Sunday night in the WNBA, the Chicago Sky beat the Indiana Fever by 1 point, 88-87 in what appears to have been a great basketball game (I didn’t watch it, I just saw the box score online Monday morning).

The obvious appeal of the game was the third matchup between the two teams and their respective rookie stars Caitlin Clark and Angel Reece. They had some competitive history in college in the NCAA Women’s Tournament.

In their first two matchups The Fever beat the Sky, both times in Indianapolis. In the first game Reece had 8 points, 13 rebounds, 1 assist and 1 steal, while Clark had 11 points, 8 rebounds, 6 assists, and 1 steal. In the second game Reece had 11 points, 13 rebounds, 5 assists, 2 steals, and 1 block, while Clark had 23 points, 8 rebounds, 9 assists, and 2 blocks.

In last night’s game, Reece dominated with her 8th consecutive double-double (a WNBA rookie record), while scoring 25 points and grabbing 16 rebounds. She and teammate A’ja Wilson are the only WNBA players with 15 points and 15 rebounds in multiple games. Clark, on the other hand, played well with 17 points, 6 rebounds, 13 assists (a Fever franchise record), and 4 steals. In other words, both played really well.

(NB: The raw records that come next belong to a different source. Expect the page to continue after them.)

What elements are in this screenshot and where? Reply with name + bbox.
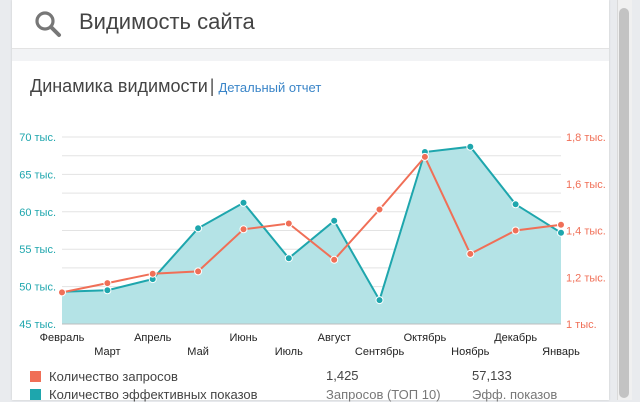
y-left-tick-label: 50 тыс.	[19, 282, 56, 294]
series-point-1	[557, 220, 565, 229]
series-point-1	[103, 279, 112, 288]
y-left-tick-label: 55 тыс.	[19, 244, 56, 256]
section-heading: Динамика видимости	[30, 76, 208, 96]
x-tick-label: Январь	[542, 346, 580, 358]
series-point-0	[239, 198, 248, 207]
series-point-0	[511, 200, 520, 209]
y-left-tick-label: 70 тыс.	[19, 132, 56, 144]
series-point-0	[194, 224, 203, 233]
section-gap	[12, 49, 609, 61]
stat-queries-label: Запросов (ТОП 10)	[326, 387, 441, 402]
x-tick-label: Май	[187, 346, 209, 358]
series-point-0	[466, 142, 475, 151]
series-point-1	[194, 267, 203, 276]
legend-swatch-impressions	[30, 389, 41, 400]
series-point-1	[330, 255, 339, 264]
section-title: Динамика видимости | Детальный отчет	[30, 76, 321, 97]
series-point-1	[420, 152, 429, 161]
scrollbar-thumb[interactable]	[619, 8, 629, 398]
y-right-tick-label: 1,4 тыс.	[566, 226, 606, 238]
x-tick-label: Февраль	[40, 332, 85, 344]
series-line-1	[61, 155, 562, 294]
stat-impressions-value: 57,133	[472, 368, 512, 383]
x-tick-label: Июнь	[229, 332, 257, 344]
series-point-0	[103, 286, 112, 295]
series-point-0	[375, 296, 384, 305]
series-point-1	[58, 288, 66, 297]
x-tick-label: Сентябрь	[355, 346, 405, 358]
series-point-0	[284, 254, 293, 263]
x-tick-label: Август	[318, 332, 351, 344]
panel-header: Видимость сайта	[12, 0, 609, 49]
y-right-tick-label: 1,2 тыс.	[566, 272, 606, 284]
y-right-tick-label: 1 тыс.	[566, 319, 597, 331]
series-point-1	[511, 226, 520, 235]
search-icon[interactable]	[34, 10, 62, 38]
y-left-tick-label: 60 тыс.	[19, 207, 56, 219]
legend-label-impressions: Количество эффективных показов	[49, 387, 258, 402]
y-right-tick-label: 1,6 тыс.	[566, 179, 606, 191]
detail-report-link[interactable]: Детальный отчет	[218, 80, 322, 95]
legend-label-queries: Количество запросов	[49, 369, 178, 384]
x-tick-label: Ноябрь	[451, 346, 489, 358]
series-point-0	[330, 216, 339, 225]
x-tick-label: Декабрь	[494, 332, 537, 344]
title-separator: |	[209, 76, 215, 96]
legend-item-impressions[interactable]: Количество эффективных показов	[30, 387, 258, 402]
legend-item-queries[interactable]: Количество запросов	[30, 369, 178, 384]
series-line-0	[61, 145, 562, 303]
series-point-1	[239, 225, 248, 234]
x-tick-label: Апрель	[134, 332, 172, 344]
series-point-1	[375, 205, 384, 214]
y-left-tick-label: 45 тыс.	[19, 319, 56, 331]
series-point-0	[557, 228, 565, 237]
series-point-1	[466, 249, 475, 258]
page-title: Видимость сайта	[79, 9, 255, 34]
x-tick-label: Июль	[275, 346, 303, 358]
x-tick-label: Октябрь	[404, 332, 447, 344]
stat-queries-value: 1,425	[326, 368, 359, 383]
y-right-tick-label: 1,8 тыс.	[566, 132, 606, 144]
legend-swatch-queries	[30, 371, 41, 382]
series-point-1	[284, 219, 293, 228]
x-tick-label: Март	[94, 346, 120, 358]
series-area-0	[62, 146, 561, 324]
y-left-tick-label: 65 тыс.	[19, 169, 56, 181]
stat-impressions-label: Эфф. показов	[472, 387, 558, 402]
series-point-1	[148, 269, 157, 278]
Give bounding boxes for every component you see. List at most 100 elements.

What struck me was a headline in USA Today which read “Caitlin Clark has another double-double, this time in record fashion.” Say what? Yes, it’s factually true, but she was bested (also in record fashion) by Angel Reece, and her team lost. Why feature her in the headline?

The rivalry between Clark and Reese is strongly reminiscent of the rivalry between Magic Johnson and Larry Bird in the 80s. Both rivalries ignited interest in their respective leagues. Clark, without a doubt, has become the fresh face of the league with Reece carving out her own fan base.

But, in this case, Clark is bested by Reece (personal stats, league stats, and final score) but she grabs the headline (on USA Today, of all places). To be fair, other media outlets represented it the other way.’s headline read, “Angel Reece powers past Sky past fever with eighth straight double-double.”

It reminds me of Tiger Woods in his heyday. At the height of his success, it didn’t matter if he won or not, all the headlines were about him. When he didn’t win, the headline was usually about him.

Too bad some of the media haven’t caught on yet.